A frase foi interrompida por um baque surdo. Completamente passado com tudo isto, o Alfredo tinha-se levantado e desferiu um soco valente no Chico. Ainda meio dorido, contorcendo-se com a força usada, só se justificou:

- "Amiguito"! Tiveste a tua oportunidade, não a quiseste, andaste armado em parvinho o dia todo e agora, ainda a tresandar a quecas, sais-te com essa do "vocês"? Esquece lá isso. Faz de conta que ela não existe, sim? Mas tu és mesmo assim ou gostas de comer merda às colheres? Mete uma coisa nessa cabecinha oca: Voltas a levar se estiveres a menos de cinco metros dela, ouviste bem? 

De volta para junto da Micas, esta agarrou-o e deu-lhe um beijo na cara. Naquele momento, estava mais interessada em saber se ele se tinha aleijado do que naquele momento de fúria. Sussurrou-lhe ao ouvido, sem que os outros se tivessem apercebido, a sua gratidão por tê-la defendido. Mas que não era necessário passar a vias de facto com ele. Mesmo que ele o merecesse. "Depois falamos sobre isto, a sós, tá?". Sem que o Alfredo contasse, ela tinha mostrado um lado bastante interessante, como que a querer dizer que, doravante as discussões seriam para ser tratadas em foro privado. Alfredo retribuiu o beijo concordando com a decisão.

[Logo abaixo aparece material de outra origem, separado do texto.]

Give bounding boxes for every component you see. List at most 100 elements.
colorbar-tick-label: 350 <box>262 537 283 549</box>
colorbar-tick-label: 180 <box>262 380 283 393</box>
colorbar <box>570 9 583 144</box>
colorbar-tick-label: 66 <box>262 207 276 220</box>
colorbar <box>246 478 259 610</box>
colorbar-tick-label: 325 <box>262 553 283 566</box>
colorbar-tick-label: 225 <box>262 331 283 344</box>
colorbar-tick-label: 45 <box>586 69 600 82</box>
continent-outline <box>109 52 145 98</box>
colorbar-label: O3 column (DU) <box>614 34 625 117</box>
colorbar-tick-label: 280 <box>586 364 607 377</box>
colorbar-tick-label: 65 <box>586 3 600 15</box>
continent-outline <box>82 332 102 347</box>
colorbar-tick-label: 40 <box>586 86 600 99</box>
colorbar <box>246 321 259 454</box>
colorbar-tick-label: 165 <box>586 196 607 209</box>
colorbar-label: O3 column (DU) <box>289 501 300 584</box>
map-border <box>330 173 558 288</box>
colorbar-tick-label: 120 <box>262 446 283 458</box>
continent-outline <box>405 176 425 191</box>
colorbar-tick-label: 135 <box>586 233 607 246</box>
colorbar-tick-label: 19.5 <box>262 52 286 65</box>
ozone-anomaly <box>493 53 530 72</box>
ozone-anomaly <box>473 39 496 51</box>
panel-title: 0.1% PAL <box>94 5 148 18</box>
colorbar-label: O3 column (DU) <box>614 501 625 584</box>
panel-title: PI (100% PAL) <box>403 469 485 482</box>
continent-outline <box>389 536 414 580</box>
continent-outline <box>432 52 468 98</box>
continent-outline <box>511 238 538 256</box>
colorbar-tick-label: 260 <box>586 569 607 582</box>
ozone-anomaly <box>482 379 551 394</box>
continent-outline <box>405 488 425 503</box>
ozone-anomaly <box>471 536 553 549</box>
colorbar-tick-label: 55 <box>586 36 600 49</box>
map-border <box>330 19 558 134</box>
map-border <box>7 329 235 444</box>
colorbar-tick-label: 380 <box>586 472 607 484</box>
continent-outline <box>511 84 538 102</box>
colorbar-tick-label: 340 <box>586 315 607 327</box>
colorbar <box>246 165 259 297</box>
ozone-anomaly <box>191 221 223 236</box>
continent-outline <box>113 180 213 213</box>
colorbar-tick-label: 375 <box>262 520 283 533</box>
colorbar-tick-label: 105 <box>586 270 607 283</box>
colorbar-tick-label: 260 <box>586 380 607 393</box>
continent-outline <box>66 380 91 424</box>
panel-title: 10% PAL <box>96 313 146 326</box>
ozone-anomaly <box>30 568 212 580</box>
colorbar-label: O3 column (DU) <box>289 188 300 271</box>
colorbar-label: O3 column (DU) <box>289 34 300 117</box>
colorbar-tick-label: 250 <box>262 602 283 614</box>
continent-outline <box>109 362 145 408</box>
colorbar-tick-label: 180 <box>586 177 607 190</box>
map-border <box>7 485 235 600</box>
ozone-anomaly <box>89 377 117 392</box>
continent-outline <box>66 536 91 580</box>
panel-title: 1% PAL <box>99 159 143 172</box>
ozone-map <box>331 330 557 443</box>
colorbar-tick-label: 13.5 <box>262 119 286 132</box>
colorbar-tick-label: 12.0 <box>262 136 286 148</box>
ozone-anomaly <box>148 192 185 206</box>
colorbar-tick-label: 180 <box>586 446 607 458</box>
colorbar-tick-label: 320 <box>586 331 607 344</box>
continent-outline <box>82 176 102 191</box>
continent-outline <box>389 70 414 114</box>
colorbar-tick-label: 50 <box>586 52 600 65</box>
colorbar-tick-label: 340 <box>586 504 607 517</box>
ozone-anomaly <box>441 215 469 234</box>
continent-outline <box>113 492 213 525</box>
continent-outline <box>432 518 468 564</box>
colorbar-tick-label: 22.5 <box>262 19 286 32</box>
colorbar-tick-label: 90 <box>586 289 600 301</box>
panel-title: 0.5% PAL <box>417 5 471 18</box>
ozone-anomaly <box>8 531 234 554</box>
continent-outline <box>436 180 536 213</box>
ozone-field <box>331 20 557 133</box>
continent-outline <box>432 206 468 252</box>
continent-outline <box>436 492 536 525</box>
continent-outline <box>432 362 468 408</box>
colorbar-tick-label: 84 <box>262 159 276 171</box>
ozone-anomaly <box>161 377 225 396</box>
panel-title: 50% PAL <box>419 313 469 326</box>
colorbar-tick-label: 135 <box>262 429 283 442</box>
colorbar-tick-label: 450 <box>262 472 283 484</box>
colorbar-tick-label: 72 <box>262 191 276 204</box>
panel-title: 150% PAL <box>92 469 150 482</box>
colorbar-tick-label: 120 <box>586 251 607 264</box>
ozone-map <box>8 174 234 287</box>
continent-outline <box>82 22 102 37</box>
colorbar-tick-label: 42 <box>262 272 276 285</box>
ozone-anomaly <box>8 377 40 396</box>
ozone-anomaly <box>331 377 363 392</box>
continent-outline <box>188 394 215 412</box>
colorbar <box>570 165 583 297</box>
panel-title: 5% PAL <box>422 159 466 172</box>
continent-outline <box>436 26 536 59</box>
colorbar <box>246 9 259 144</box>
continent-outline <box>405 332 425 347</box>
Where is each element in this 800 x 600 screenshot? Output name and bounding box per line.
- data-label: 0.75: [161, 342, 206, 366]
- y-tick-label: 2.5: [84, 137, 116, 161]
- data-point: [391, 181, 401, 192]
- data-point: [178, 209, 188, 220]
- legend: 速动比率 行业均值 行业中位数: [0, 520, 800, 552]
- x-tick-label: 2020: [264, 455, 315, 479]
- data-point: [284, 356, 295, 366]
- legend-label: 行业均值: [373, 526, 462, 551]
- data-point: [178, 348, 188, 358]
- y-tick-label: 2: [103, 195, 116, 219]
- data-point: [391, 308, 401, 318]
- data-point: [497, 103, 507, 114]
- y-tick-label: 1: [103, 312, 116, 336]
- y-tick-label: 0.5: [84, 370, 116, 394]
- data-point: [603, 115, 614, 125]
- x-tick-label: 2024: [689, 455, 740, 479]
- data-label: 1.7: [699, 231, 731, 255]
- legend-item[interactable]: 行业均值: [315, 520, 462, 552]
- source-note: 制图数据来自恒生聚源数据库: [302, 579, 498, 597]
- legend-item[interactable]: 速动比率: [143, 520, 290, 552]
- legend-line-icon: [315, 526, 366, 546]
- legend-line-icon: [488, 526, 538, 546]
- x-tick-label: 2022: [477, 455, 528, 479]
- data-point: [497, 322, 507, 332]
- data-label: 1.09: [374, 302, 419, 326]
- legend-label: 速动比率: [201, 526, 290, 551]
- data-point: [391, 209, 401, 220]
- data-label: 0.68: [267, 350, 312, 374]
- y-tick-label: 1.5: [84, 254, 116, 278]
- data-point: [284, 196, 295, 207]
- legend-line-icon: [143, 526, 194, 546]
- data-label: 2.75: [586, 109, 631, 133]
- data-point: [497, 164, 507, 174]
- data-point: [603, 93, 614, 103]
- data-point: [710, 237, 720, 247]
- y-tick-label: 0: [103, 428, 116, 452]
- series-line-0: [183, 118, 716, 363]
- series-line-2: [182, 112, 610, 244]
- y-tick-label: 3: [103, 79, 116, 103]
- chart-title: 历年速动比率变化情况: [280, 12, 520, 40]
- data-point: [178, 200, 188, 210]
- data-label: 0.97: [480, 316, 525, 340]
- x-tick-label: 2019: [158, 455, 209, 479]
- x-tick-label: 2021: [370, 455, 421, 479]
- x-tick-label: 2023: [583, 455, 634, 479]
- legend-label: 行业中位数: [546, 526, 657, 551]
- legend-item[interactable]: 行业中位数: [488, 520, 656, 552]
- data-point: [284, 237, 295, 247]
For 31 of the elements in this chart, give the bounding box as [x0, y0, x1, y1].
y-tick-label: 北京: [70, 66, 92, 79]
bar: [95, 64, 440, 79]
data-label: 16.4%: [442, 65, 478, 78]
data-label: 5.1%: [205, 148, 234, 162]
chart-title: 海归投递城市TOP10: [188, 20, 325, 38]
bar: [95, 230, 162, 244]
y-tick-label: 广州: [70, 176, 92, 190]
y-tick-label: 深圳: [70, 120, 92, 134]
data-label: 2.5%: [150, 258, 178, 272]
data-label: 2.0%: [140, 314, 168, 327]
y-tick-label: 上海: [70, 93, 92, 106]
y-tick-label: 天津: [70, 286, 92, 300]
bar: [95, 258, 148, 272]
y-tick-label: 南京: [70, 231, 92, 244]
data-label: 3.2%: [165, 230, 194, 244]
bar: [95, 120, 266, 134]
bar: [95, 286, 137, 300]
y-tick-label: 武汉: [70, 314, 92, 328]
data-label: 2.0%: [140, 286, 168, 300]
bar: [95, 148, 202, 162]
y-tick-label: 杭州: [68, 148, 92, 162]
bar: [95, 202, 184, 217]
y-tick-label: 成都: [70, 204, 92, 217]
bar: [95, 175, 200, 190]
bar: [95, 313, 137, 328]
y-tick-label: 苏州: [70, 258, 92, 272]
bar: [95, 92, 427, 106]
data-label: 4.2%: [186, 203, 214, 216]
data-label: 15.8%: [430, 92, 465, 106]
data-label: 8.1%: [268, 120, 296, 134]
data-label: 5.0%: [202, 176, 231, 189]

Dos restantes, só o Ildefonso mostrou alguma comiseração pelo estado em que o Chico se encontrava. Estava a sangrar de um lábio e havia que estancar aquilo. Foi buscar um saco, encheu-o com água do rio e aplicou-o na cara do outro. O Chico nem deu conta que o Ildefonso estava ali, de plantão, a segurar-lhe o saco. Parecendo estar a pedi-las, coube à Vanessa dar-lhe mais uma reprimenda:

- Precisas de ajuda para respirar, Chico? Ou será que neste momento é que precisas que alguém pense por ti? SEGURA TU A MERDA DO SACO!!!, berrou.

O Chico parecia estar a ser castigado por todos os lados e por tudo o que tinha feito. Não querendo parecer ingrato, pediu desculpa ao Ildefonso, agradecendo a atenção. Este retribuiu com um olhar misto de "não tens remédio" com "deixa lá isso" e uma pitada de "cria juízo". 

Decididamente o dia não estava a começar bem. Num grupo que se queria coeso, havia já, pelo menos, dois elos mais enfraquecidos.

Não havendo, para já, grandes perspectivas de como passar o tempo, os três neo-casais decidiram ir dar uma volta para espairecer deixando os restantes, quais pares de jarras, ali especados sem saber o que fazer. Ainda não se tinham afastado uns dez metros e já a Andreia berrava cá atrás que não era para isso que tinham vindo passar o fim de semana. “Ou andavam juntos ou não valia a pena”, o que fez o resto do pessoal juntar-se aos primeiros, que não ofereceram resistência.

O Chico fê-lo com alguma relutância. O “Lupas”, que ainda estava de pijama desculpou-se. “Já vou.”